Here is another observation from Nassim Taleb’s Incerto series, this time from his first book, Fooled by Randomness. The main message of that first book, as the title suggests, is that we humans (and he includes himself) often misinterpret purely random results. Here is an example.
There are thousands of CEOs and thousands of fund managers in the world. If they all made decisions at random, simple chance alone would dictate that a few would be right most of the time, and rise to the top on the basis of their impressive results. And human nature being what it is, most of these random “winners” will attribute their random success to something they had or did, because they were smarter or because they had a better strategy. This is called “survivorship bias”.
One might think this would be obvious to most people, but a quick search of Amazon will reveal a mass of books written by “successful” CEOs and fund managers and investment managers and the like, “explaining” how their systems led to their success. And lots of people apparently buy these books and attend their expensive seminars, hoping to learn their “secrets of success”. It may even be that a few of them actually do owe their success to being smarter or having a better system (or engaging in insider trading), but most are successful due to simple chance. Since most are where they are by simple luck, their “advice” is probably worthless, though it certainly helps their book sales.
Much the same message comes from Michael J. Sandler’s book The Tyranny of Merit, which I recommended a few months ago. The elites of the world think they are the elites because of something about themselves – that they work harder or are smarter or better educated or come from better blood lines – when in fact they are where they are mostly by pure luck, by having the luck to be born in the right place to the right family with the right connections in the right time with the right genes, and by having the good luck not to have screwed it all up somewhere along the way.
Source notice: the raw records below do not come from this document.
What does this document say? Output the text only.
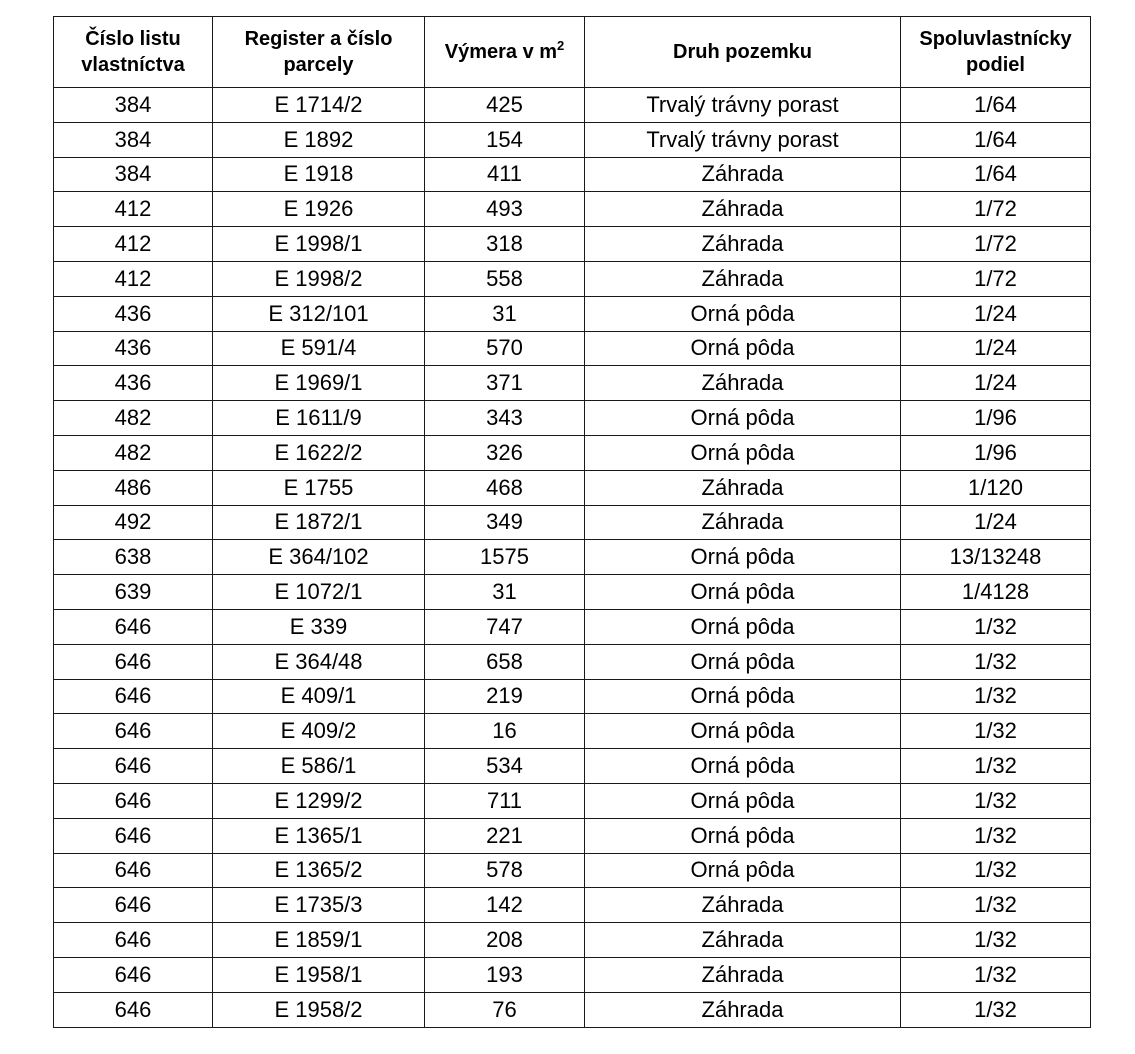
Číslo listu vlastníctva	Register a číslo parcely	Výmera v $m^2$	Druh pozemku	Spoluvlastnícky podiel
384	E 1714/2	425	Trvalý trávny porast	1/64
384	E 1892	154	Trvalý trávny porast	1/64
384	E 1918	411	Záhrada	1/64
412	E 1926	493	Záhrada	1/72
412	E 1998/1	318	Záhrada	1/72
412	E 1998/2	558	Záhrada	1/72
436	E 312/101	31	Orná pôda	1/24
436	E 591/4	570	Orná pôda	1/24
436	E 1969/1	371	Záhrada	1/24
482	E 1611/9	343	Orná pôda	1/96
482	E 1622/2	326	Orná pôda	1/96
486	E 1755	468	Záhrada	1/120
492	E 1872/1	349	Záhrada	1/24
638	E 364/102	1575	Orná pôda	13/13248
639	E 1072/1	31	Orná pôda	1/4128
646	E 339	747	Orná pôda	1/32
646	E 364/48	658	Orná pôda	1/32
646	E 409/1	219	Orná pôda	1/32
646	E 409/2	16	Orná pôda	1/32
646	E 586/1	534	Orná pôda	1/32
646	E 1299/2	711	Orná pôda	1/32
646	E 1365/1	221	Orná pôda	1/32
646	E 1365/2	578	Orná pôda	1/32
646	E 1735/3	142	Záhrada	1/32
646	E 1859/1	208	Záhrada	1/32
646	E 1958/1	193	Záhrada	1/32
646	E 1958/2	76	Záhrada	1/32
This applies to history too. As the saying goes, "History is written by the winners". And of course the winners always think they won due to their superior strategy, when in fact in many (most?) cases, they won primarily through luck. For example, the great victory at Midway in World War II hinged on the fact that an American scout plane was lucky enough to spot the Japanese fleet though the clouds before the Japanese located the American fleet. Of course history also suffers from the "narrative flaw", which we will discuss in a future posting.